Papst Franziskus hat sich am gestrigen Freitag, 20. Juni 2014, vor Teilnehmern einer Konferenz von Drogenfahndern deutlich gegen die Legalisierung von Drogen ausgesprochen. Zu den von „Radio Vatikan“ in deutscher Sprache veröffentlichten Auszügen aus der Ansprache des Heiligen Vaters sind einige Bemerkungen zu machen, die sich möglicherweise in gewissen traditionalistischen Kreisen keiner großen Beliebtheit erfreuen oder zumindest, oberflächlich betrachtet, auf Widerstand stoßen. Zunächst aber seien die positiven Aspekte erwähnt. So sagt der Papst: „Ich möchte ganz klar sagen: Drogen besiegt man nicht mit Drogen! Drogen sind immer schlecht, und man kann nicht das Übel mit Kompromissen besiegen.“ In ähnlicher Weise heißt es im „Katechismus der katholischen Kirche“ (Nr. 2291): „Der Genuß von Drogen führt zu schweren Schädigungen der Gesundheit und des menschlichen Lebens. Abgesehen vom rein medizinischen Gebrauch ist er eine schwerwiegende sittliche Verfehlung. Die heimliche Herstellung von Drogen und der Rauschgifthandel sind etwas Schändliches; durch ihre verführerische Wirkung sind sie eine direkte Mitwirkung zu schwerwiegenden Verstößen gegen das moralische Gesetz.“ Der Gebrauch und die – übrigens wohl nicht nur „heimliche“ – Herstellung von Drogen sind, mit anderen Worten, schwer sündhaft. Hier kann es selbstverständlich keinen Widerspruch geben.

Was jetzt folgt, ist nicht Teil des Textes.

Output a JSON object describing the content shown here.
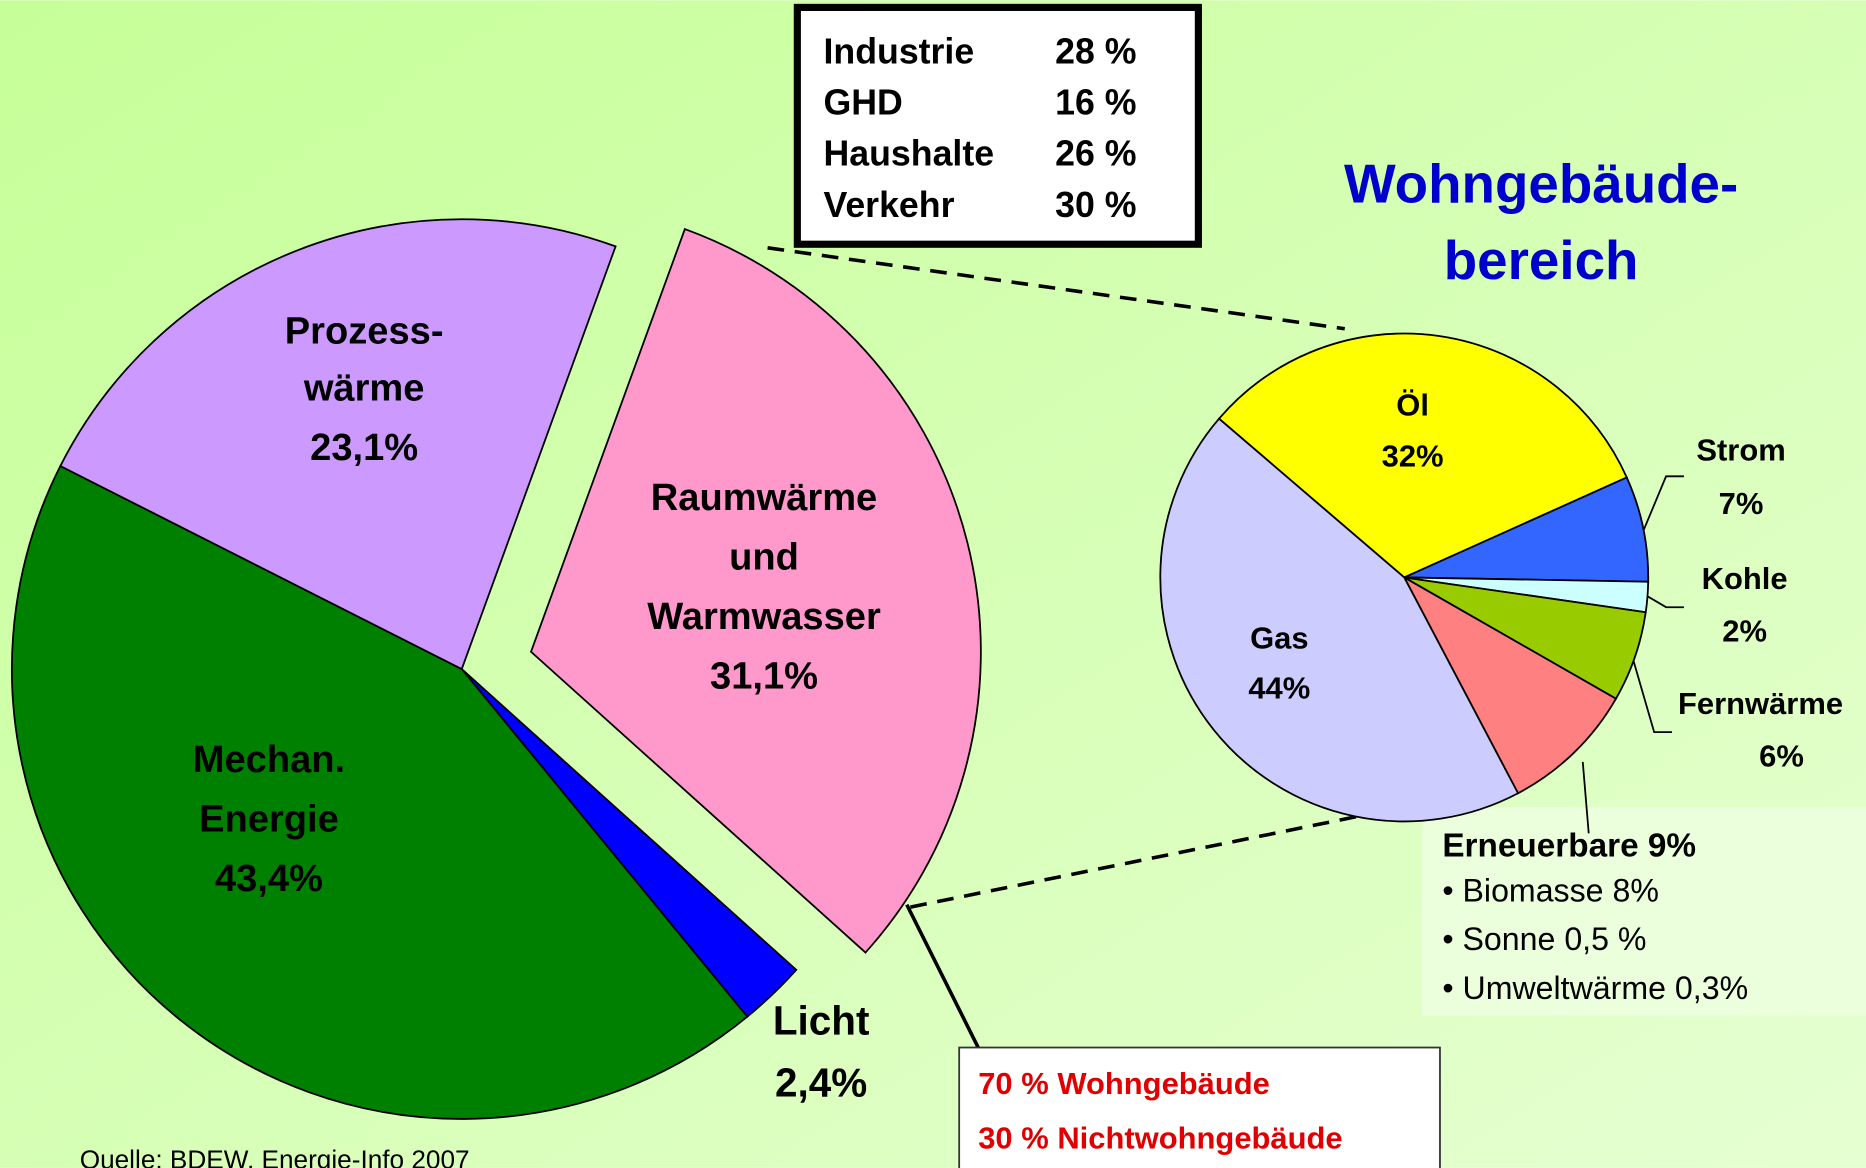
{
  "sector_table": [
    [
      "Industrie",
      "28 %"
    ],
    [
      "GHD",
      "16 %"
    ],
    [
      "Haushalte",
      "26 %"
    ],
    [
      "Verkehr",
      "30 %"
    ]
  ],
  "chart_data": [
    {
      "type": "pie",
      "categories": [
        [
          "Raumwärme",
          "und",
          "Warmwasser"
        ],
        [
          "Licht"
        ],
        [
          "Mechan.",
          "Energie"
        ],
        [
          "Prozess-",
          "wärme"
        ]
      ],
      "values": [
        31.1,
        2.4,
        43.4,
        23.1
      ],
      "value_labels": [
        "31,1%",
        "2,4%",
        "43,4%",
        "23,1%"
      ],
      "colors": [
        "#ff99cc",
        "#0000ff",
        "#008000",
        "#cc99ff"
      ],
      "explode": [
        true,
        false,
        false,
        false
      ]
    },
    {
      "type": "pie",
      "title": [
        "Wohngebäude-",
        "bereich"
      ],
      "categories": [
        [
          "Öl"
        ],
        [
          "Strom"
        ],
        [
          "Kohle"
        ],
        [
          "Fernwärme"
        ],
        [
          "Erneuerbare"
        ],
        [
          "Gas"
        ]
      ],
      "values": [
        32,
        7,
        2,
        6,
        9,
        44
      ],
      "value_labels": [
        "32%",
        "7%",
        "2%",
        "6%",
        "9%",
        "44%"
      ],
      "colors": [
        "#ffff00",
        "#3366ff",
        "#ccffff",
        "#99cc00",
        "#ff8080",
        "#ccccff"
      ],
      "details": [
        "• Biomasse 8%",
        "• Sonne 0,5 %",
        "• Umweltwärme 0,3%"
      ]
    }
  ],
  "residential_box": [
    "70 % Wohngebäude",
    "30 % Nichtwohngebäude"
  ],
  "source": "Quelle: BDEW, Energie-Info 2007"
}
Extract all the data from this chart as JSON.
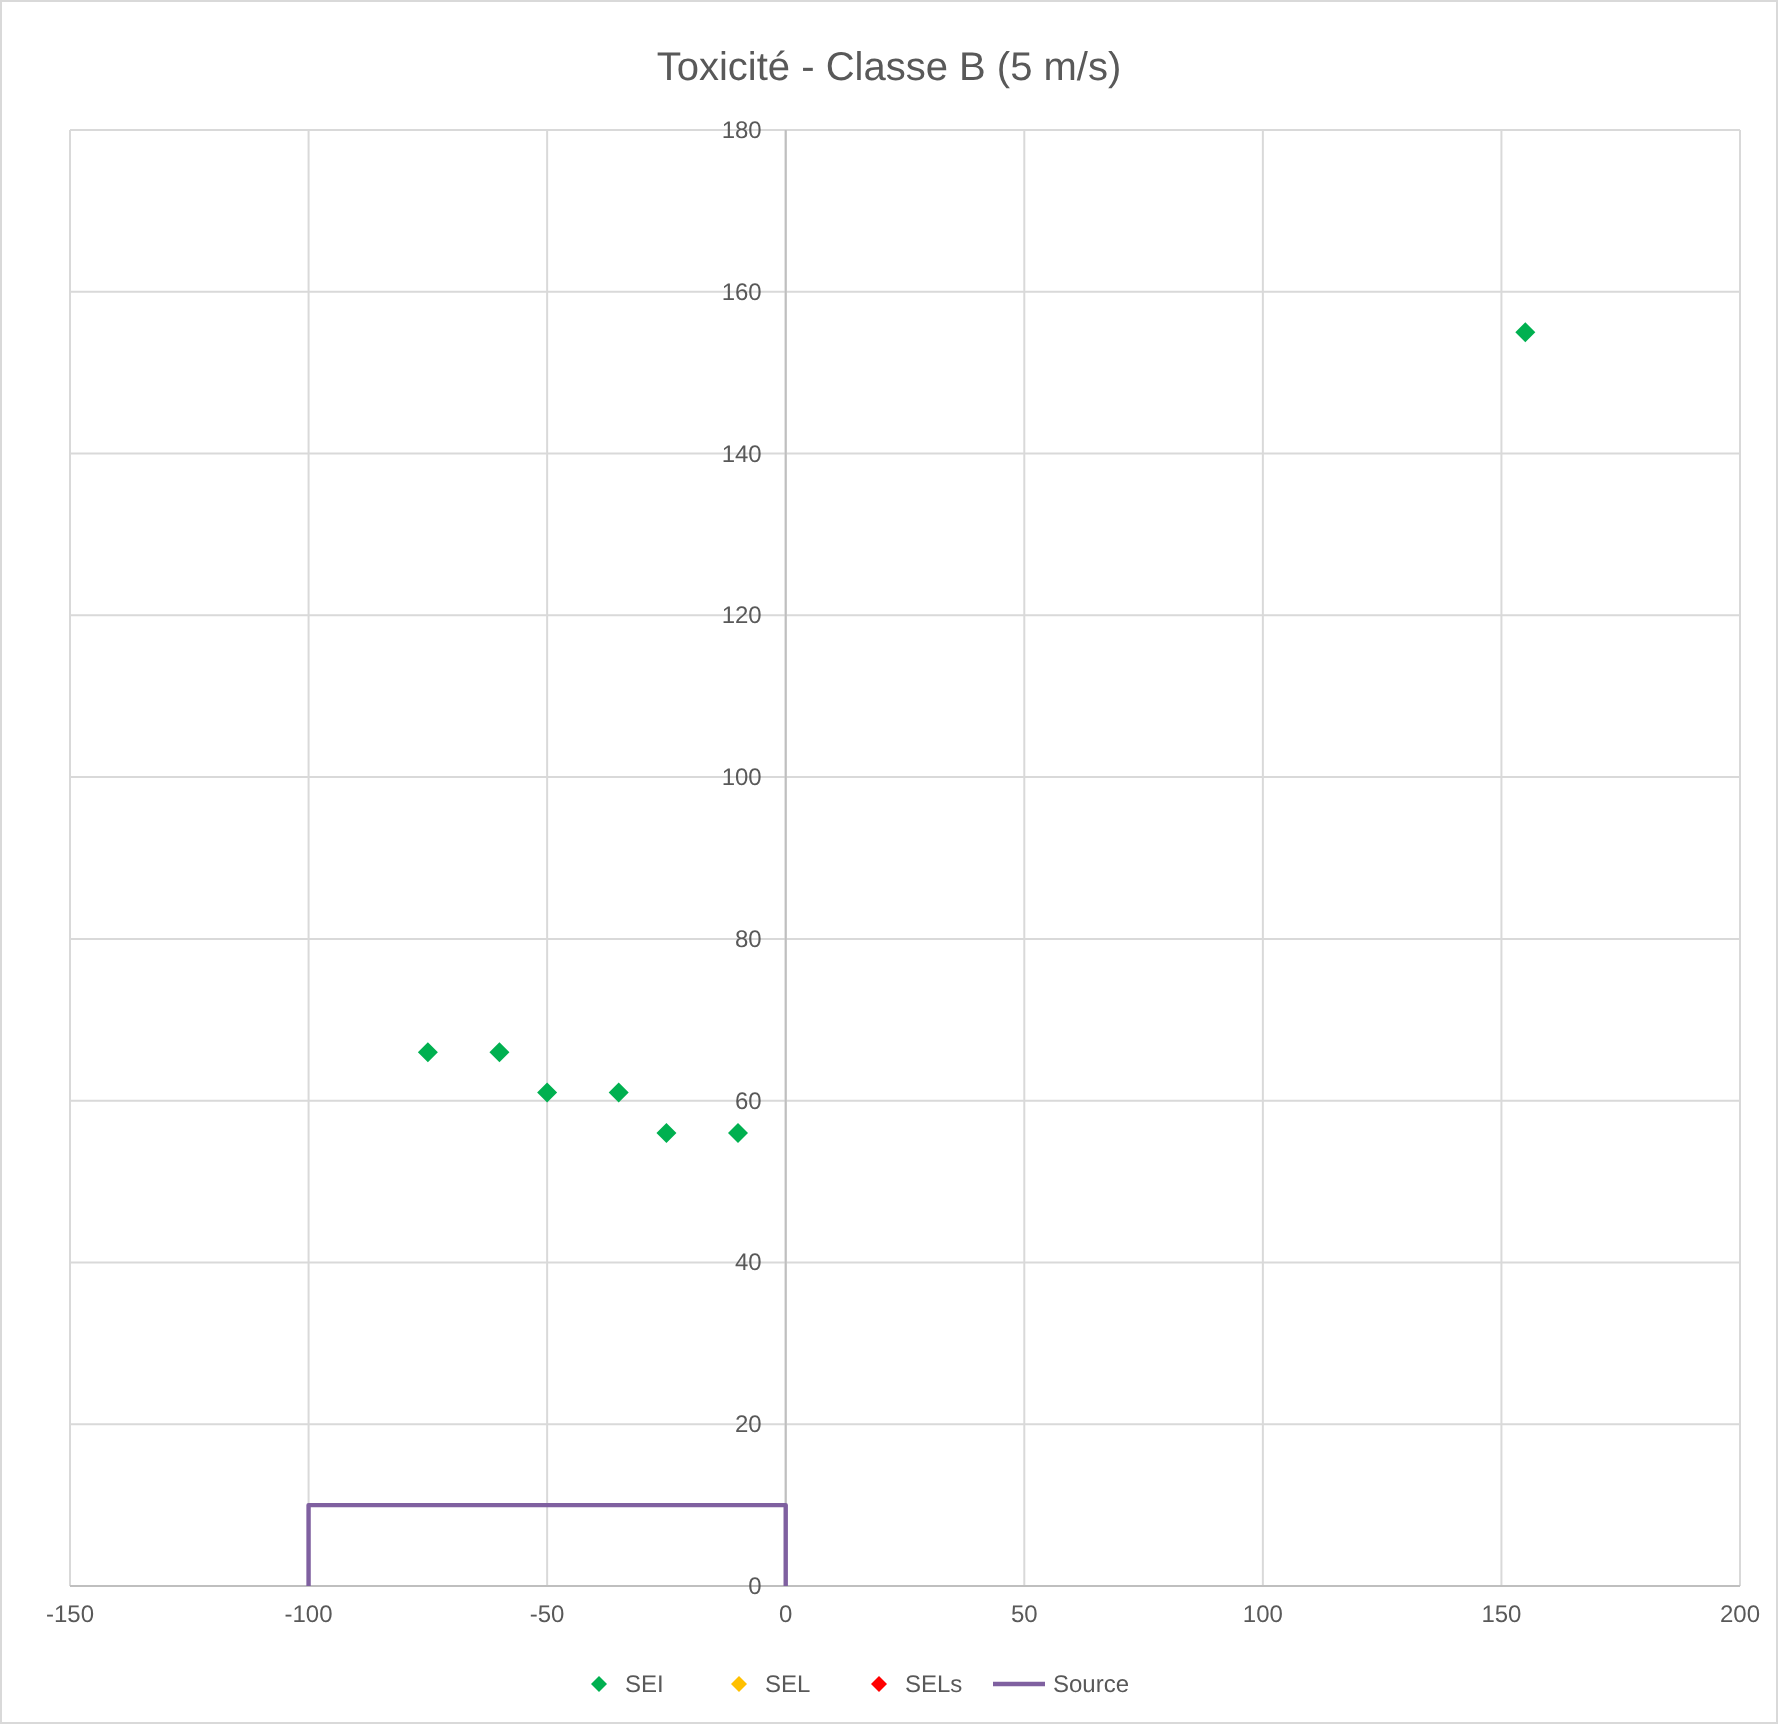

Nichtsdestotrotz stellt sich sofort eine Frage. Es ist ungewiß, wie die Definition des Begriffs „Droge“ überhaupt lautet. Zwischen Medikamenten und dem, was man gemeinhin als „Drogen“ bezeichnet, ist häufig nur ein schmaler Grat. Deutlicher ist dies in der englischen Sprache, wo man auf der einen Seite von „illegal drugs“, auf der anderen aber von „prescription drugs“ spricht. Doch auch wenn man den Vatikan selbst anschaut, begegnet einem diese Spannung. Bekanntlich kann jeder mit einem Rezept in der vatikanischen Apotheke ohne große Schwierigkeiten seine Medikamente besorgen. Nun werden dort aber auch solche verkauft, die in Italien (noch) nicht zugelassen sind. Besorgt man sich das Medikament im Vatikan, ist alles in bester Ordnung. Besorgt man sich das Medikament oder verkauft es auf dem Schwarzmarkt in Italien, so ist man, folgt man den Gesetzen der Logik, im Drogenhandel tätig.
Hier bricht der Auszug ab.